GenSight Receives UK Approval to Start Phase I/II Trial of Gene Therapy for Retinitis Pigmentosa
GenSight Biologics announced Jan. 10 that the UK’s Medicines and Healthcare Regulatory Agency (MHRA) has given the company approval to initiate its PIONEER Phase I/II study of GS030 for patients with retinitis pigmentosa (RP).

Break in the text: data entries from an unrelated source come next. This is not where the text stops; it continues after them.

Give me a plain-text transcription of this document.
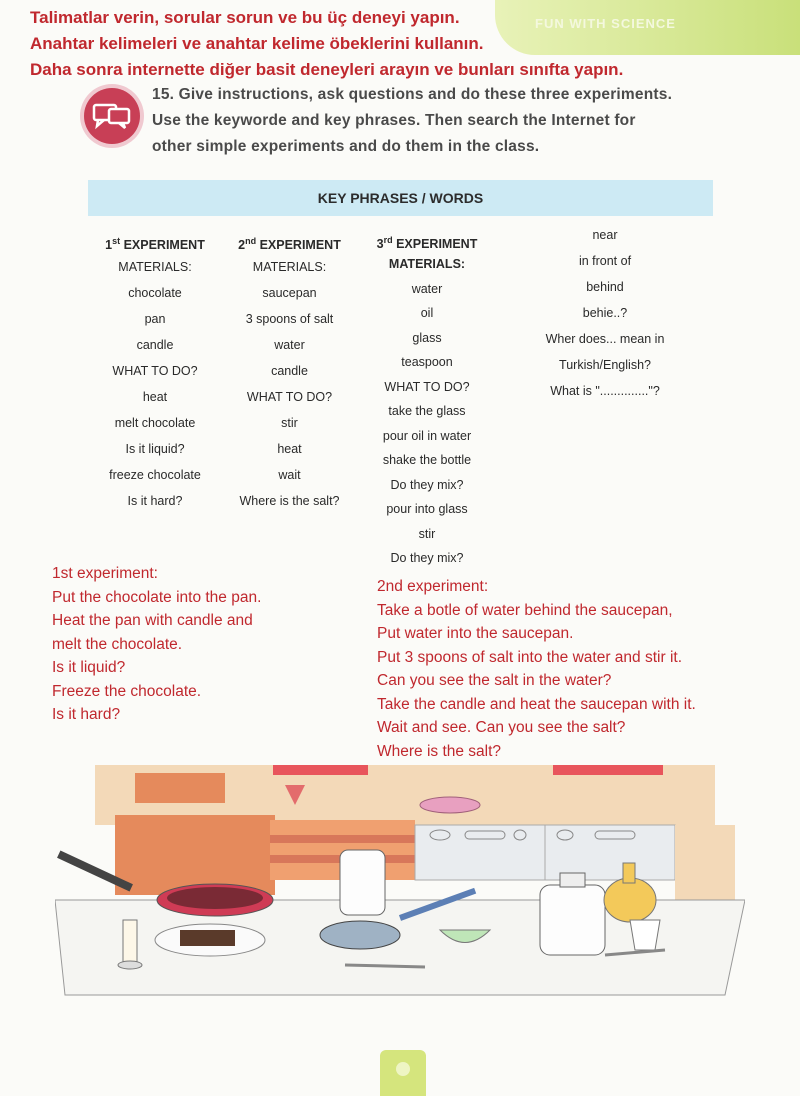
FUN WITH SCIENCE
Talimatlar verin, sorular sorun ve bu üç deneyi yapın.
Anahtar kelimeleri ve anahtar kelime öbeklerini kullanın.
Daha sonra internette diğer basit deneyleri arayın ve bunları sınıfta yapın.
15. Give instructions, ask questions and do these three experiments.
Use the keyworde and key phrases. Then search the Internet for
other simple experiments and do them in the class.
KEY PHRASES / WORDS
1st EXPERIMENT
MATERIALS:
chocolate
pan
candle
WHAT TO DO?
heat
melt chocolate
Is it liquid?
freeze chocolate
Is it hard?
2nd EXPERIMENT
MATERIALS:
saucepan
3 spoons of salt
water
candle
WHAT TO DO?
stir
heat
wait
Where is the salt?
3rd EXPERIMENT
MATERIALS:
water
oil
glass
teaspoon
WHAT TO DO?
take the glass
pour oil in water
shake the bottle
Do they mix?
pour into glass
stir
Do they mix?
near
in front of
behind
behie..?
Wher does... mean in
Turkish/English?
What is ".............."?
1st experiment:
Put the chocolate into the pan.
Heat the pan with candle and
melt the chocolate.
Is it liquid?
Freeze the chocolate.
Is it hard?
2nd experiment:
Take a botle of water behind the saucepan,
Put water into the saucepan.
Put 3 spoons of salt into the water and stir it.
Can you see the salt in the water?
Take the candle and heat the saucepan with it.
Wait and see. Can you see the salt?
Where is the salt?
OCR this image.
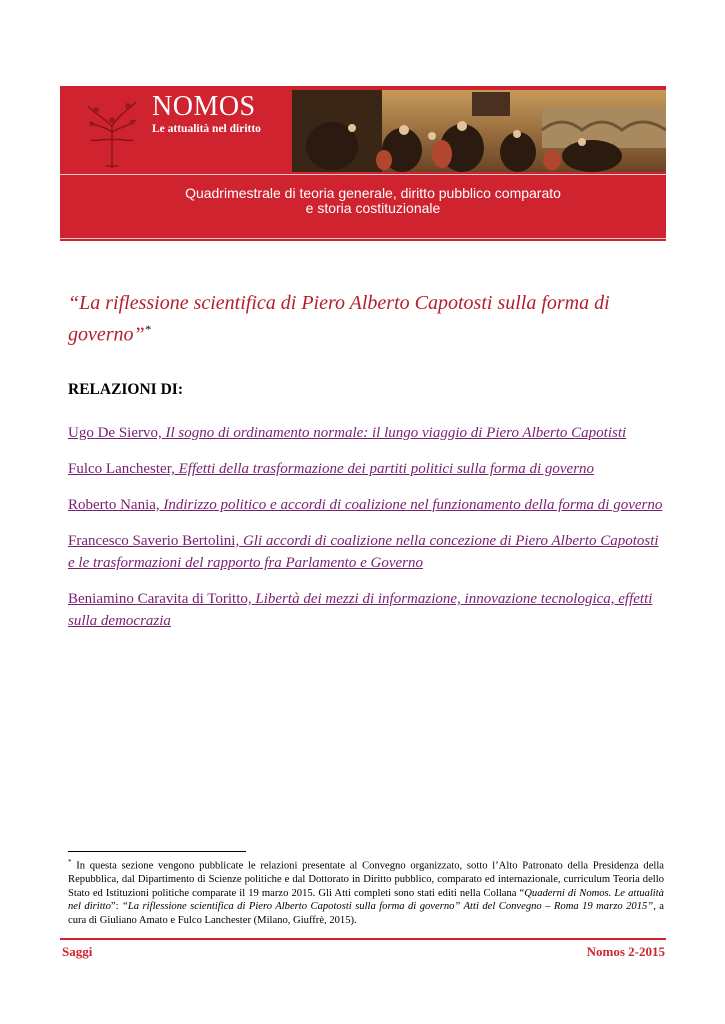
NOMOS
Le attualità nel diritto
Quadrimestrale di teoria generale, diritto pubblico comparato
e storia costituzionale
“La riflessione scientifica di Piero Alberto Capotosti sulla forma di governo”*
RELAZIONI DI:
Ugo De Siervo, Il sogno di ordinamento normale: il lungo viaggio di Piero Alberto Capotisti
Fulco Lanchester, Effetti della trasformazione dei partiti politici sulla forma di governo
Roberto Nania, Indirizzo politico e accordi di coalizione nel funzionamento della forma di governo
Francesco Saverio Bertolini, Gli accordi di coalizione nella concezione di Piero Alberto Capotosti e le trasformazioni del rapporto fra Parlamento e Governo
Beniamino Caravita di Toritto, Libertà dei mezzi di informazione, innovazione tecnologica, effetti sulla democrazia
* In questa sezione vengono pubblicate le relazioni presentate al Convegno organizzato, sotto l’Alto Patronato della Presidenza della Repubblica, dal Dipartimento di Scienze politiche e dal Dottorato in Diritto pubblico, comparato ed internazionale, curriculum Teoria dello Stato ed Istituzioni politiche comparate il 19 marzo 2015. Gli Atti completi sono stati editi nella Collana “Quaderni di Nomos. Le attualità nel diritto”: “La riflessione scientifica di Piero Alberto Capotosti sulla forma di governo” Atti del Convegno – Roma 19 marzo 2015”, a cura di Giuliano Amato e Fulco Lanchester (Milano, Giuffrè, 2015).
Saggi	Nomos 2-2015
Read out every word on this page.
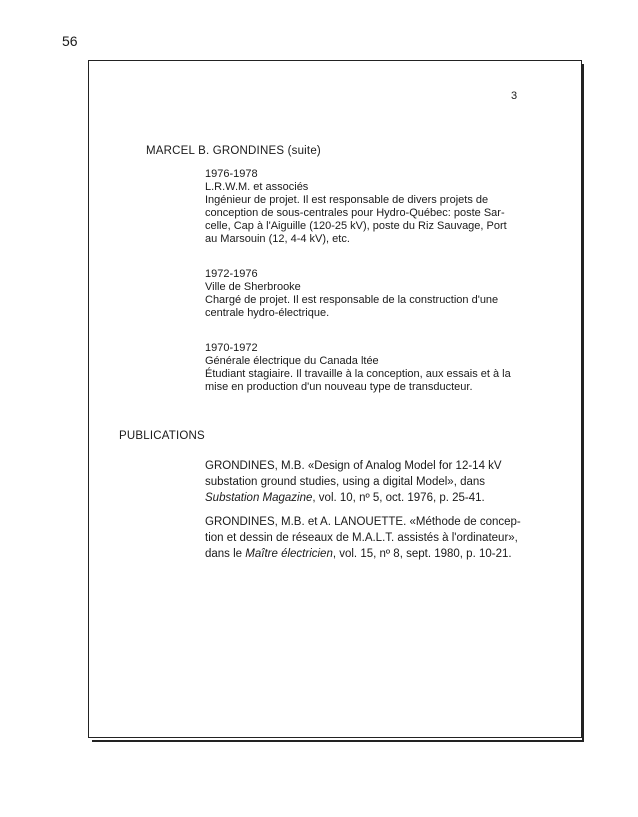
56
3
MARCEL B. GRONDINES (suite)

1976-1978

L.R.W.M. et associés

Ingénieur de projet. Il est responsable de divers projets de

conception de sous-centrales pour Hydro-Québec: poste Sar-

celle, Cap à l'Aiguille (120-25 kV), poste du Riz Sauvage, Port

au Marsouin (12, 4-4 kV), etc.

1972-1976

Ville de Sherbrooke

Chargé de projet. Il est responsable de la construction d'une

centrale hydro-électrique.

1970-1972

Générale électrique du Canada ltée

Étudiant stagiaire. Il travaille à la conception, aux essais et à la

mise en production d'un nouveau type de transducteur.

PUBLICATIONS
GRONDINES, M.B. «Design of Analog Model for 12-14 kV
substation ground studies, using a digital Model», dans
Substation Magazine, vol. 10, nº 5, oct. 1976, p. 25-41.
GRONDINES, M.B. et A. LANOUETTE. «Méthode de concep-
tion et dessin de réseaux de M.A.L.T. assistés à l'ordinateur»,
dans le Maître électricien, vol. 15, nº 8, sept. 1980, p. 10-21.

GenSight Biologics announced Jan. 10 that the UK’s Medicines and Healthcare Regulatory Agency (MHRA) has given the company approval to initiate its PIONEER Phase I/II study of GS030 for patients with retinitis pigmentosa (RP).
GS030 is the combination of a gene therapy (GS030-DP) administered through a single intravitreal injection and a wearable optronic visual stimulation device (GS030-MD), France-based GenSight said.
PIONEER is a first-in-human, multi-center, open label dose-escalation study to evaluate safety and tolerability, GenSight said. Eligible patients are those affected by end-stage non-syndromic RP with vision “not better than counting fingers,” the company said.
In the study, three cohorts of three subjects each will be administered an increasing dose of GS030-DP through a single injection in their worse affected eye, GenSight said. A fourth extension cohort will receive the highest tolerated dose. An independent data safety monitoring board will review safety data of all treated subjects in each cohort and make recommendations before moving to the next higher dose, GenSight said.
The primary outcome analysis will be the safety and tolerability at one year after injection. GenSight expects to treat the first patient in the UK in the first quarter of 2018, the company said.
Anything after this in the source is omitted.